Please seek out help when you need it, and remember the 15-minute rule. You know enough R (and have enough examples of code from class and your readings) to be able to do this. If you get stuck, ask for help from others, post a question on Slack– and remember that I am here to help too!

As a true test to yourself, do you understand the code you submitted and are you able to explain it to someone else?

0.5.1.2 Rubric

Check minus (1/5): Displays minimal effort. Doesn’t complete all components. Code is poorly written and not documented. Uses the same type of plot for each graph, or doesn’t use plots appropriate for the variables being analyzed.

Check (3/5): Solid effort. Hits all the elements. No clear mistakes.

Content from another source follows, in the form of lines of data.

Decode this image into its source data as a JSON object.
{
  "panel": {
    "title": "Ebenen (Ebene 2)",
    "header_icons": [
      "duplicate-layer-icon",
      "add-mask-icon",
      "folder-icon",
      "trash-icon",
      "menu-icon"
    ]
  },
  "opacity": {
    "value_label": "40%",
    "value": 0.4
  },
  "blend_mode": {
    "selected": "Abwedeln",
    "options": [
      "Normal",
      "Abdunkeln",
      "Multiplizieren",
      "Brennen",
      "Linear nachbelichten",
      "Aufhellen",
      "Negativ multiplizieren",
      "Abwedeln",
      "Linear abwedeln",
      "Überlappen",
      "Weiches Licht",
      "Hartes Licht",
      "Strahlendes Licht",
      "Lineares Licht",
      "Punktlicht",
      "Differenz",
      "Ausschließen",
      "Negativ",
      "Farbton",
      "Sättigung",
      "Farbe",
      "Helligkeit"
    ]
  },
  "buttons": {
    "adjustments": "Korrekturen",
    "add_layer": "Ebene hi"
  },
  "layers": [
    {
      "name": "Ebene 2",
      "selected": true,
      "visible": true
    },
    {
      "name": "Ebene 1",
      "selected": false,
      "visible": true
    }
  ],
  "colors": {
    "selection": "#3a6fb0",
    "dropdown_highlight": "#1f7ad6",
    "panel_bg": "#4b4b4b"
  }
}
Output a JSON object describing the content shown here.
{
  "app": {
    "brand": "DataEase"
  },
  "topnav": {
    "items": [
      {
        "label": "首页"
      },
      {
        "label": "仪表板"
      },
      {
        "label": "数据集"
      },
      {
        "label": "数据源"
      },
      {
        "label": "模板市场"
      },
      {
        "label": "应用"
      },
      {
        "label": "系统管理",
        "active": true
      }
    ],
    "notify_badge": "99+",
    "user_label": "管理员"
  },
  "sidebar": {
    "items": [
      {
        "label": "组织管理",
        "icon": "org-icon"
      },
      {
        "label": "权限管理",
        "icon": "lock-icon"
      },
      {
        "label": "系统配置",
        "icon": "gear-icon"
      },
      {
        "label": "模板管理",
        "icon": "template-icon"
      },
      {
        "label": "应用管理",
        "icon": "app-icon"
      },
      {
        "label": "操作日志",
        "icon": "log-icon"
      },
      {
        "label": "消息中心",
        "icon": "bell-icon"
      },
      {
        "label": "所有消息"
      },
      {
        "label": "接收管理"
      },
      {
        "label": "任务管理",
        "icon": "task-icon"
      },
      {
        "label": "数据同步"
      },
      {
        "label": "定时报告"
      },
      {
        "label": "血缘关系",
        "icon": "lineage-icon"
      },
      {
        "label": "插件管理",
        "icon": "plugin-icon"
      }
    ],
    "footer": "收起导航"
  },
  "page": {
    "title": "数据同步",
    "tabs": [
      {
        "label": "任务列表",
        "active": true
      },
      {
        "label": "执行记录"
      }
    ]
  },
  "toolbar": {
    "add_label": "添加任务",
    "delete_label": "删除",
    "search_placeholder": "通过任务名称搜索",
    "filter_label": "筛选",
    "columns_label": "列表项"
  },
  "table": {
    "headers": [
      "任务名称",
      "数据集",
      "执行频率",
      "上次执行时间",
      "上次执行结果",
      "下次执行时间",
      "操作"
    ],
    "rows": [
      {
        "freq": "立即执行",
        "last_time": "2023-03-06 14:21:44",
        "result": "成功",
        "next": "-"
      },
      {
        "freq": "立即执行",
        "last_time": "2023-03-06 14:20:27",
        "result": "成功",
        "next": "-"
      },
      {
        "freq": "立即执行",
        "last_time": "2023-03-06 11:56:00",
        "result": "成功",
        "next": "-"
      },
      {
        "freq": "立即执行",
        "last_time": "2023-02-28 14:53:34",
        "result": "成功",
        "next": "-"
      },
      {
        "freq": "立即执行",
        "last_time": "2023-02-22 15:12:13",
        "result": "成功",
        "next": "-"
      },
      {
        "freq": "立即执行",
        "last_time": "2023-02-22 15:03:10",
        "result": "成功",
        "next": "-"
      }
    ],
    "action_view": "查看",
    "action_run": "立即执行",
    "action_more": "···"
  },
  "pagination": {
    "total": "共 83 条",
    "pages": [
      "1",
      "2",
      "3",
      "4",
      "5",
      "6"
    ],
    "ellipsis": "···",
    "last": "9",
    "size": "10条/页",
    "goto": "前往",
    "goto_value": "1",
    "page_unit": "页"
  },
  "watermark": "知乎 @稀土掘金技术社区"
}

Easy to follow (both the code and the output).

Check plus (5/5): Finished all components of the assignment correctly and addressed both challenges. Code is well-documented (both self-documented and with additional comments as necessary). Used tidyverse, instead of base R. Graphs and tables are properly labelled. Analysis is clear and easy to follow, either because graphs are labeled clearly or you’ve written additional text to describe how you interpret the output.